[eyb] you continue magnificently helpful!
Jan. 17th, 2026 11:01 pmThe context for yesterday's frivolous low-stakes question was of course indexing for Eat Your Books, where I've been stalled on my current cookbook for... a while... for ...reasons... including but not limited to needing to ask for a bunch of new ingredients to be added, and then having a social anxiety about ever touching the work-in-progress again.
And then I did touch it again! And a recipe where I'd requested the new ingredient "mixed leaf salad" had instead... been given the ingredient "mixed greens", synonymous with the base ingredient "mixed lettuces".

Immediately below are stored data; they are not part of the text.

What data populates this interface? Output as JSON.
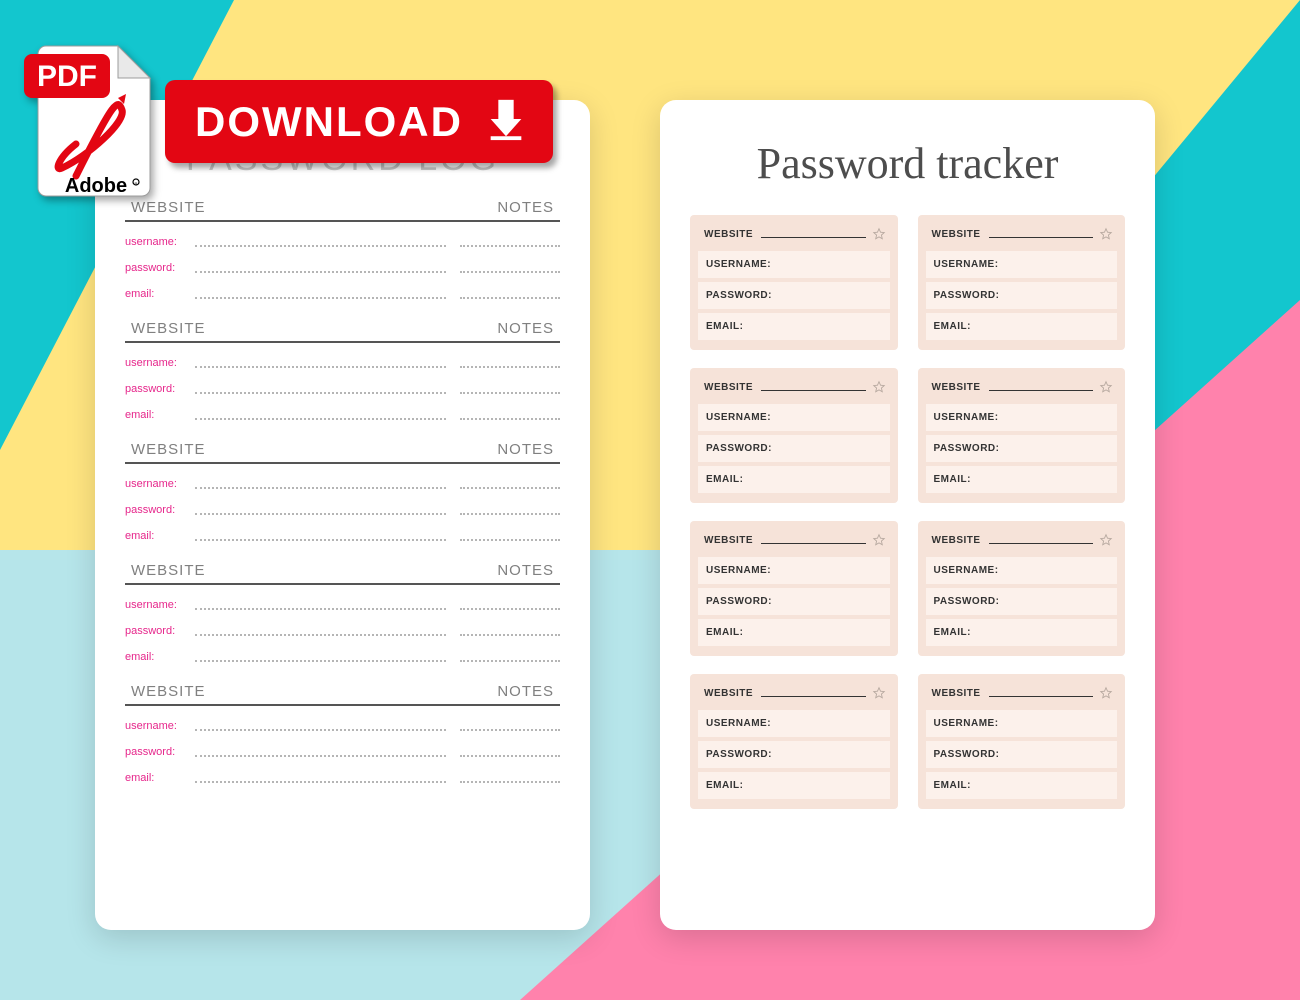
{
  "overlay": {
    "pdf_badge_text": "PDF",
    "pdf_brand": "Adobe",
    "download_label": "DOWNLOAD"
  },
  "left_card": {
    "title": "PASSWORD LOG",
    "header_website": "WEBSITE",
    "header_notes": "NOTES",
    "field_username": "username:",
    "field_password": "password:",
    "field_email": "email:",
    "entry_count": 5
  },
  "right_card": {
    "title": "Password tracker",
    "label_website": "WEBSITE",
    "label_username": "USERNAME:",
    "label_password": "PASSWORD:",
    "label_email": "EMAIL:",
    "cell_count": 8
  },
  "colors": {
    "accent_pink": "#e6268b",
    "bg_teal": "#13c6ce",
    "bg_yellow": "#ffe580",
    "bg_pink": "#ff82ac",
    "bg_ltblue": "#b6e5ea",
    "download_red": "#e30613"
  }
}
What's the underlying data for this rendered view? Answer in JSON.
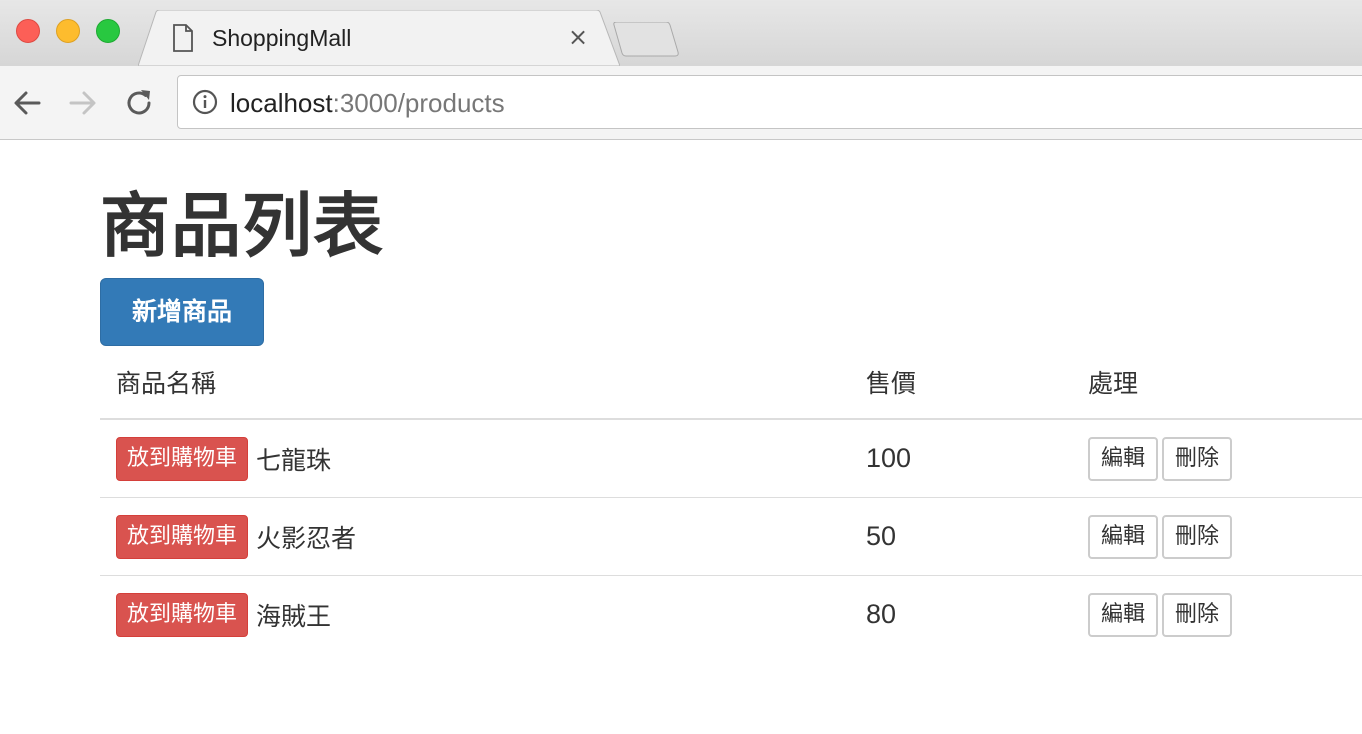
{
  "browser": {
    "tab_title": "ShoppingMall",
    "tab_close_glyph": "×",
    "url_host": "localhost",
    "url_rest": ":3000/products",
    "icons": [
      "document-icon",
      "close-icon",
      "back-icon",
      "forward-icon",
      "reload-icon",
      "info-icon"
    ]
  },
  "page": {
    "title": "商品列表",
    "new_button_label": "新增商品",
    "table": {
      "headers": [
        "商品名稱",
        "售價",
        "處理"
      ],
      "rows": [
        {
          "cart_label": "放到購物車",
          "name": "七龍珠",
          "price": "100",
          "edit_label": "編輯",
          "delete_label": "刪除"
        },
        {
          "cart_label": "放到購物車",
          "name": "火影忍者",
          "price": "50",
          "edit_label": "編輯",
          "delete_label": "刪除"
        },
        {
          "cart_label": "放到購物車",
          "name": "海賊王",
          "price": "80",
          "edit_label": "編輯",
          "delete_label": "刪除"
        }
      ]
    }
  },
  "colors": {
    "primary": "#337ab7",
    "danger": "#d9534f",
    "text": "#333333",
    "border": "#dddddd"
  }
}
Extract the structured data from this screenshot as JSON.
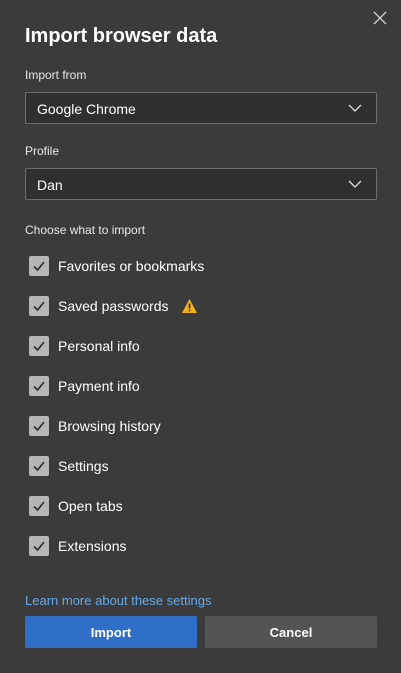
{
  "dialog": {
    "title": "Import browser data",
    "close_icon": "close-icon"
  },
  "import_from": {
    "label": "Import from",
    "value": "Google Chrome"
  },
  "profile": {
    "label": "Profile",
    "value": "Dan"
  },
  "choose": {
    "label": "Choose what to import",
    "items": [
      {
        "label": "Favorites or bookmarks",
        "checked": true
      },
      {
        "label": "Saved passwords",
        "checked": true,
        "warning": true
      },
      {
        "label": "Personal info",
        "checked": true
      },
      {
        "label": "Payment info",
        "checked": true
      },
      {
        "label": "Browsing history",
        "checked": true
      },
      {
        "label": "Settings",
        "checked": true
      },
      {
        "label": "Open tabs",
        "checked": true
      },
      {
        "label": "Extensions",
        "checked": true
      }
    ]
  },
  "footer": {
    "learn_more": "Learn more about these settings",
    "import_label": "Import",
    "cancel_label": "Cancel"
  },
  "colors": {
    "background": "#3b3b3b",
    "accent": "#2f6fc8",
    "link": "#68a9e8",
    "warning": "#f2b21c"
  }
}
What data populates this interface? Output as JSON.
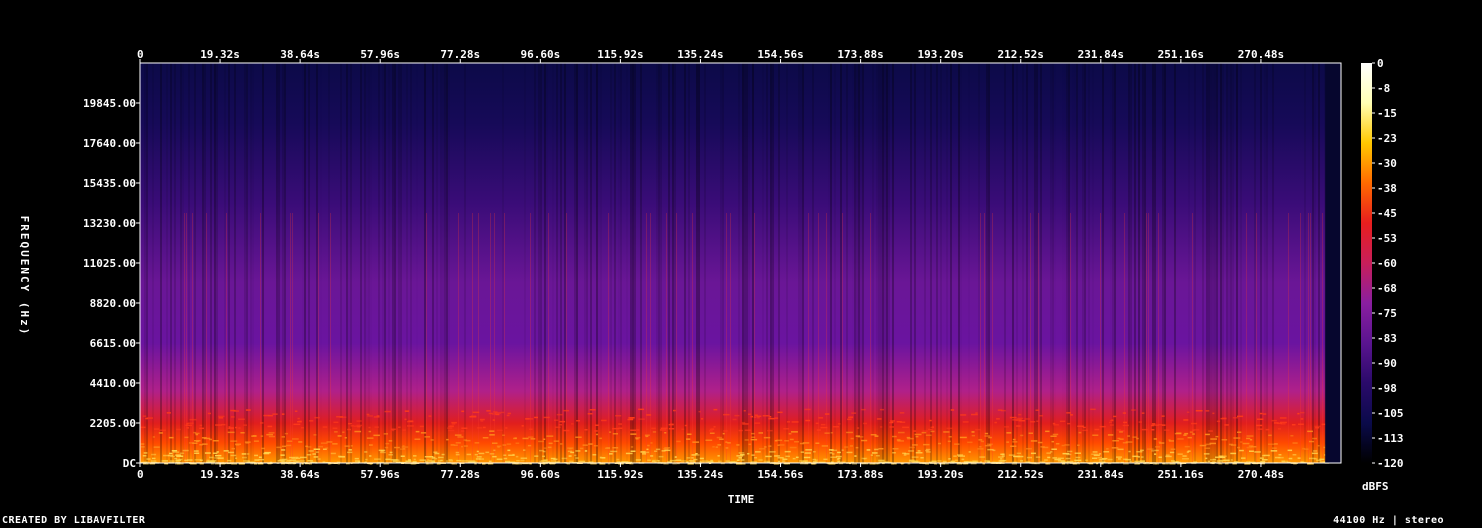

The cookbook in question is The National Trust Cookbook; The recipe is Goat's cheese tartlets with pickled cucumber; the headnote to the recipe includes
Serve with a home-grown asparagus, pea and broad bean salad mixed with baby salad leaves.
The ingredients for the salad, helpfully listed under the subheading "To serve", are:
12 spears of English asparagus, woody ends trimmed off 55g/2oz podded broad beans 85g/3oz fresh or frozen peas 70g/2½oz mixed leaf salad with rocket leaves 3 tbsp extra virgin rapeseed or olive oil 1 tsp runny honey
So I am reassured that the breakdown of opinions falls almost entirely along side-of-the-pond lines, suggesting that the reason I'm going "this is neither of these two things??? if EYB told me I needed mixed greens for a recipe and turned out to mean mixed leaf salad I'd be extremely annoyed??? if a recipe told me I needed mixed greens for a recipe and turned out to mean lettuces--" because, yes, I think "mixed greens" are a thing that need cooking (probably referring to brassica but I only roll my eyes a little at pre-packaged bowls that decide that various forms of pea, broccoli, and leek also count), and "mixed lettuces" is a strictly narrower category than "mixed leaf salad".
I had absolutely no idea that this might be a point of US/UK confusion, and thank you all for providing me with Data!